Lambeth provided TG with accommodation for a seven-month period between March and October 2006, when he was aged 16 and 17. The accommodation was ostensibly provided by the council as a local housing authority pursuant to its interim duty under s.188 of the Housing Act 1996. Like the YOS, the housing department also did not refer TG to the children’s services department.

The council conceded that “in all probability” the accommodation should have been provided by it as a children’s services authority under s.20 of the 1989 Act. The appeal turned on whether the law treated or deemed the accommodation to have been provided under s.20 for the purpose of determining whether Lambeth “looked after” him within the meaning of s.22.

In the Court of Appeal, Lord Justice Wilson said Lambeth had failed to follow relevant guidance issued by the Department of Health, the Home Office and the Department of Education.

He added that “notwithstanding the absence of clear links between Lambeth’s YOS and its children’s services department”, he was driven to conclude that the principal social worker had been at fault. She was a qualified social worker who had experience of work with children and young people, the judge said.

The trial judge, McCombe J, had concluded that the duty was not triggered until the child came to the attention of the division of the local authority responsible for those functions in the ordinary course, and that this had not happened. “The peripheral attention of a duly qualified official of a different team will not do,” McCombe J said, rejecting the claim for judicial review.

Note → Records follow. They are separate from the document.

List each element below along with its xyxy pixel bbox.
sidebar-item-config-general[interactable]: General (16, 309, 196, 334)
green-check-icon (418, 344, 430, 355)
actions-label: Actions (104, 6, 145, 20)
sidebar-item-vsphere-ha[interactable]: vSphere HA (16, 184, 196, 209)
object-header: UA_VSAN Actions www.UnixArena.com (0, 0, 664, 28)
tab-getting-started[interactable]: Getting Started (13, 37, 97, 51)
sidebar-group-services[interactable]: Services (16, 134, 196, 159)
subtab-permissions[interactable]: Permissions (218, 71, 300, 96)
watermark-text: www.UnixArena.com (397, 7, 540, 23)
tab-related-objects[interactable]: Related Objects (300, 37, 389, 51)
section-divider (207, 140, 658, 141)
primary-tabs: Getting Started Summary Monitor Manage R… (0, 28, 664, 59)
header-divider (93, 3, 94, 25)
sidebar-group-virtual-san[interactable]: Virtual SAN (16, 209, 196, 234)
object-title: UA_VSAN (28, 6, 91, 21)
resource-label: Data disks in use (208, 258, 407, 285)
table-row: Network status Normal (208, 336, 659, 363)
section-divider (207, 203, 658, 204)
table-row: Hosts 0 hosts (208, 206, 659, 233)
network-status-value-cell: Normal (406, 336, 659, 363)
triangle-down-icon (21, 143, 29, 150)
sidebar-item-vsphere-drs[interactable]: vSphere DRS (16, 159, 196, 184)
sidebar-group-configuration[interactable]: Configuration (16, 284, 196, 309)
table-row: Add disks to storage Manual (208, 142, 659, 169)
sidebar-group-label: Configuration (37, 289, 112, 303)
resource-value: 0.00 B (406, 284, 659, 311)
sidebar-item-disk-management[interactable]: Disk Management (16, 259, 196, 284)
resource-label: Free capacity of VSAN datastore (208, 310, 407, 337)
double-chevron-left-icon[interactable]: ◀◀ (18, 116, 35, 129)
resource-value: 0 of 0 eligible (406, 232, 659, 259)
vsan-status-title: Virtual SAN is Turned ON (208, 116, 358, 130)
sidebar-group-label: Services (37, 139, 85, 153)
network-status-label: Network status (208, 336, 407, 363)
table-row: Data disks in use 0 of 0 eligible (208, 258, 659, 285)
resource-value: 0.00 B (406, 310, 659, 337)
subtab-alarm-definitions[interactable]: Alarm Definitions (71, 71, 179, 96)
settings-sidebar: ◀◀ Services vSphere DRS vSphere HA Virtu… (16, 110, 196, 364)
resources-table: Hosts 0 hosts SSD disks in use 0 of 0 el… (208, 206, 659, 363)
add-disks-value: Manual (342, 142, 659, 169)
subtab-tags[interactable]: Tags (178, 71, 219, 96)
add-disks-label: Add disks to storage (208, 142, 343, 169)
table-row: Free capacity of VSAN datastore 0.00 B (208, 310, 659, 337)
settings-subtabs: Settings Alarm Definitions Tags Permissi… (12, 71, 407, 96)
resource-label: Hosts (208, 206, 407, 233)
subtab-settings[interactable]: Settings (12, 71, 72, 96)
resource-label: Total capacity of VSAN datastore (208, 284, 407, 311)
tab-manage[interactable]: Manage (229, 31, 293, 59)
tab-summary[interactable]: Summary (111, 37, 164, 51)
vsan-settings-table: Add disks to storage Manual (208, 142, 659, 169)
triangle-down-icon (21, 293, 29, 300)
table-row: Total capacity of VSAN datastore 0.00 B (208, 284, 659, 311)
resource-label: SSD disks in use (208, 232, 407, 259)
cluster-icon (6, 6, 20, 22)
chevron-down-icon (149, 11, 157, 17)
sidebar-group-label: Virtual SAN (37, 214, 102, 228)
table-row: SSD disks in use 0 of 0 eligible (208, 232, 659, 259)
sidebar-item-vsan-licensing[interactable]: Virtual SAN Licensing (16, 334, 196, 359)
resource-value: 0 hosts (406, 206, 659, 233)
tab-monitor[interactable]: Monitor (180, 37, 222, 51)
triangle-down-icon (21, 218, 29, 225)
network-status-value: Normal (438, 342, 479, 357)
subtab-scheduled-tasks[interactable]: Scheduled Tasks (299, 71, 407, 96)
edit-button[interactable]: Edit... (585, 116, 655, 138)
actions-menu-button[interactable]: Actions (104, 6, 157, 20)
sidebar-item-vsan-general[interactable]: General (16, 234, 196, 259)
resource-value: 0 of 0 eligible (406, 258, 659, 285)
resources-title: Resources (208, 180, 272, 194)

Overturning this ruling, Lord Justice Wilson said: “We are surveying an entitlement on the part of the appellant to a package of benefits which, had Lambeth lawfully conducted itself in accordance with guidance, should have arisen. But has it arisen?”

The Court of Appeal judge said the principal social worker “was not merely a qualified social worker with experience of social work in relation to children: her membership of the YOS reflected a statutory requirement that at least one of its members should have such experience”.

The judge added that in the YOS the principal social worker represented the “eyes and ears” of the children and families division.

“With respect, I disagree with the judge that the appellant has to show that the children and families division acted ‘in the ordinary course’,” Lord Justice Wilson said. “My view is that the actions of the [social worker] are properly to be imputed to the division.”

He therefore allowed TG’s appeal, quashed Lambeth’s decision and declared that TG had the status of a “former relevant child” from his 18th birthday.

“Whether the declaration has any relevance for the future, now that the appellant has attained the age of 21, is a matter upon which I hope that the parties can agree or into which they can at least devise an agreed programme of enquiry,” the judge said.

In relation to the past, however, Lord Justice Wilson concluded that article 8 of the European Convention on Human Rights (the right to respect for private family life) had not been breached and TG was not entitled to proceed with his claim for damages.

Lord Justice Wilson said that his account of the facts revealed “a serious absence of co-ordination in relation to the appellant’s case within Lambeth, including between its housing department and its children’s services department”.

The Court of Appeal judge added that submissions made by counsel for Shelter’s Children’s Legal Services, which intervened in the case, had persuaded him that such absence of co-ordination was “positively unlawful”.

The judge cited research carried out by Shelter into the existence of procedures for co-ordination between departments at the 144 remaining local authorities with responsibilities in this area. Two-thirds failed to respond to the charity’s enquiry, which the judge said “raises concern”.

According to Shelter, the responses from those that took part revealed a mixed picture of compliance and non-compliance.